Ignoring these and other anomalies, the final part of On Politics moves to explain and justify the continuing relevance of liberalism in the face of many novel 21st-century challenges. It’s the least convincing part of the book. Ryan tries hard to blow the liberal trumpet of openness, equality and individuality, but the sounds are strained. He grows lugubrious. “Only the slow implementation of better governance by weeding out corruption and ignorance will save us, if anything can,” he writes, typically, as if to confirm the old adage that when under pressure broad-minded liberalism is too feathery to stand its own ground.

Ryan says not a word about the present economic crisis or what it teaches us about the dangers to democracy of bubble-prone markets. He’s instead cheered by the improbability of “major wars”, vexed by the dilemmas of “humanitarian intervention”, but weighed down by a long list of political dangers. “Globalisation”, “failed states” and “terrifyingly uninformed” opinions circulated by mass media are among his concerns. So, too, are “sectarian strife”, “old-fashioned nationalism” and our limited “ability to govern a shrinking world”.
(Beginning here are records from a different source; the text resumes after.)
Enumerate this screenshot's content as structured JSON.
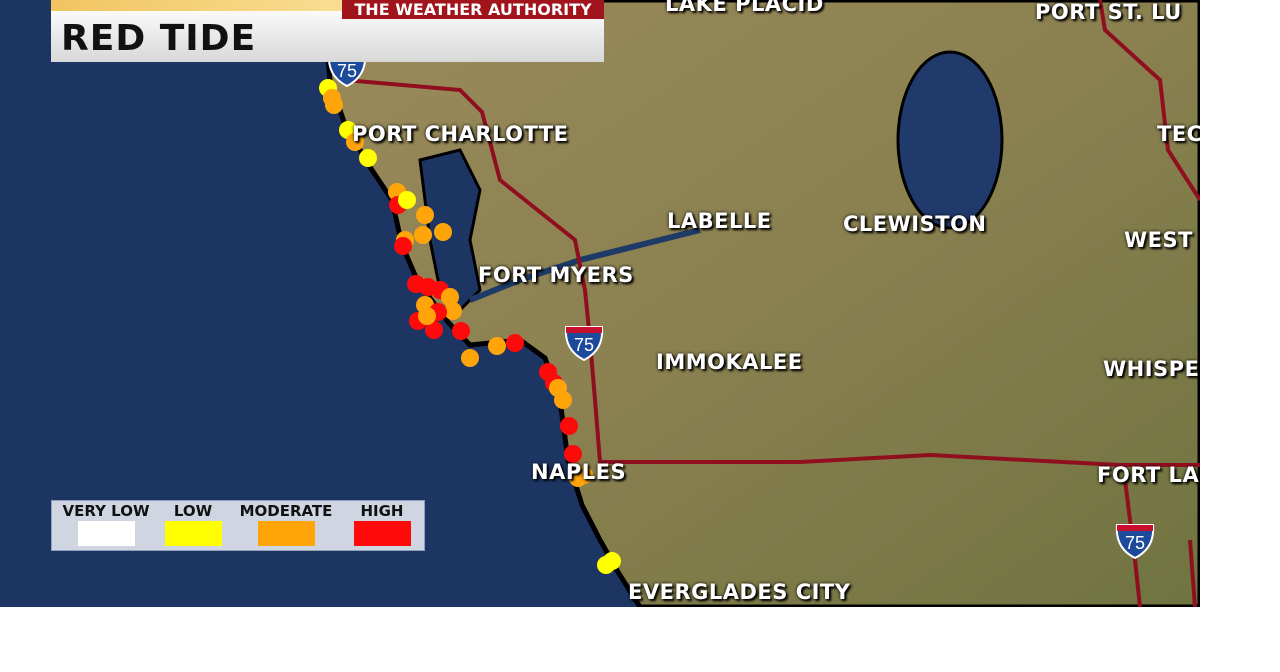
{
  "banner": {
    "title": "RED TIDE",
    "brand": "THE WEATHER AUTHORITY"
  },
  "legend": [
    {
      "label": "VERY LOW",
      "color": "#ffffff"
    },
    {
      "label": "LOW",
      "color": "#ffff00"
    },
    {
      "label": "MODERATE",
      "color": "#ffa50a"
    },
    {
      "label": "HIGH",
      "color": "#ff0a0a"
    }
  ],
  "cities": [
    "LAKE PLACID",
    "PORT ST. LU",
    "PORT CHARLOTTE",
    "TEC",
    "LABELLE",
    "CLEWISTON",
    "WEST",
    "FORT MYERS",
    "IMMOKALEE",
    "WHISPE",
    "NAPLES",
    "FORT LA",
    "EVERGLADES CITY"
  ],
  "highway_shields": [
    "75",
    "75",
    "75"
  ],
  "sample_levels": [
    "low",
    "moderate",
    "moderate",
    "low",
    "moderate",
    "low",
    "moderate",
    "high",
    "low",
    "moderate",
    "moderate",
    "moderate",
    "moderate",
    "high",
    "high",
    "high",
    "high",
    "moderate",
    "moderate",
    "moderate",
    "high",
    "high",
    "high",
    "high",
    "moderate",
    "moderate",
    "moderate",
    "high",
    "high",
    "high",
    "moderate",
    "moderate",
    "moderate",
    "high",
    "moderate",
    "high",
    "low",
    "low"
  ]
}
Who will read this thousand-page defence of liberal democracy? Busy young people will probably not find it attractive, especially those with a healthy sense of fast-changing realities, a democratic attachment to new social media and a strong sense of disaffection with parliamentary politics. With jobless figures high and rising within their ranks (30 per cent in Italy, 50 per cent in Spain, 5.5m in the European Union alone), many young citizens now feel excluded from the democratic game. Their cynicism flourishes. Dropping out is their new norm.

Who can blame them? Young citizens see few intelligent political leaders who speak their language, actively represent their interests and work for equitable political change. For many, “liberal democracy” is phantom democracy, a game played by rich and powerful men trading in broken promises. They see that Big Money and Big Lobbying disproportionately win votes, and that the rhythms of parliamentary government are out of whack with environmental catastrophes such as Bhopal, Deepwater Horizon and Fukushima. Parliamentary democracy seems reactive, dragged down by its inability to address large domestic and cross-border issues. Especially worrying, many young people say, is the growing resort to executive rule. From drones and nuclear weapons to imposed fiscal austerity and environmental policy, decisions of basic importance to the lives of millions of people are being decided (or blocked) arbitrarily, behind closed doors, often in remote cross-border settings.

Is it possible that these youthful complaints are early warning signals, sirens sounding worse things to come? Are we perhaps entering times comparable to the great crisis that brought democracy to its knees during the 1920s and 1930s? Nobody knows. “Human beings are historical creatures, moved by reminiscence as much as by hopes for a far future”, Ryan writes – but what exactly this rule means in our times remains unclear: “All we know is that what happens will come as a surprise.”

What we do know from the history of democracy is that bold new political thinking never comes easily in periods of crisis. Political drift and mental confusion often get the upper hand – which is why, in a wonderfully curious way, this long, learned but strangely antiquarian book is so important. Yes, it’s too tame, too bound up with western presumptions and too blinded by its own liberal precepts. But we should thank Ryan for reminding us that in this crisis political thinking really matters, that the new dangers to democracy cannot be undone without the help of political thinkers who strive to jump over their own shadows, who seek fresh ways of spelling out visionary alternatives to the public, with a strong sense of urgency, backed by premonitions of what might happen if democracy were to be hollowed out, emptied of meaning, turned into something useless or perhaps even dangerous.